# EU3000 - only runs smooth with choke on



## budjev

My old man bought a used EU3000 in like brand new condition by the looks of it anyways for his travel trailer, guy knocked a couple $100 of for this: runs and idles fine with choke ~3/4. Close the choke and it runs rough(idle speeds up and slows down constantly) and dies if you put a decent load on it like a travel trailer camper with A/C. Pull the choke to ~3/4, idles smooth and handles the decent load of a travel trailer camper with A/C. 

Removed the carb, little varnish in the bottom of bowl, cleaned it really well with carb cleaner. Removed the jet, cleaned it thoroughly with carb cleaner, sprayed out all carb holes thoroughly with carb cleaner, checked all the gasket sand seals and they are all like brand new. The jet did have a little bit dirt around the outside of it. Put it back together...same issue. Will only idle smooth at ~3/4 choke. 

With all that said, carb now clean and still same issue it seems it's starving for fuel. I'm used to nitro R/C cars with high and low speed needles on the carbs. Do the carbs on the EU3000 have high low speed needles for adjusting? I know there is one adjustment screw but nothing next to it to say what it's for. Or is it an issue with the electronic mechanism on top of thr carb?

Any help greatly appreciated!


----------



## Waypoint

You're off to a good start, but you need to clean out the passages in the carb and the emulsion tube. I use a compressor & rubber-tipped nozzle, and a can of BG carb cleaner. It's been a long time since I had a Honda carb apart so I pulled a good video on YouTube that might help:


----------



## budjev

Yeah, looks like there should be a couple more passages to spray out with carb cleaner. 
Appreciate the response!


----------



## budjev

Well took carb apart again and there were no shoots that I missed on the EU3000 carb.

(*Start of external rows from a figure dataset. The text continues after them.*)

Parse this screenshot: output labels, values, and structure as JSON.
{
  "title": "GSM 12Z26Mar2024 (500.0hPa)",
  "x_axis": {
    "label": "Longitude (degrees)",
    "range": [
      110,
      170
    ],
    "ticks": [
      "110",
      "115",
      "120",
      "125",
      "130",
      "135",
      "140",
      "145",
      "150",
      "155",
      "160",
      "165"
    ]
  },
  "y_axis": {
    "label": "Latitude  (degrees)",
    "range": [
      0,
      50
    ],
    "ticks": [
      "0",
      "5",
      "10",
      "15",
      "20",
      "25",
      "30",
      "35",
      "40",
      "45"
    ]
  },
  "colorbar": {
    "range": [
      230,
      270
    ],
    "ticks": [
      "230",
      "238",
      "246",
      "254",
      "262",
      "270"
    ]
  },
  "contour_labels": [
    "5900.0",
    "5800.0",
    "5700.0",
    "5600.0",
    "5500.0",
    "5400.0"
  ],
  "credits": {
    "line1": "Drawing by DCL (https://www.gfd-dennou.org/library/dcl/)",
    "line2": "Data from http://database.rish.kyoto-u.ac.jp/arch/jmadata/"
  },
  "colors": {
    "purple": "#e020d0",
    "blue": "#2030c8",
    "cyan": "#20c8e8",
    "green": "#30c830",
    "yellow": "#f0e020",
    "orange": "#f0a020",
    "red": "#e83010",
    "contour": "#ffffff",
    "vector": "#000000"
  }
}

The one in The video had a few more screws that the EU3000 doesn't have. It does have the screw with spring as shown at 4:15 of the video but I cannot get the top piece off like the video. I don't think that's supposed to come off on the eu3000. 

It is running better so going to put some higher octane fuel in and see what happens. If still sluggish at no choke, I guess I'll buy a new carb for $70.


----------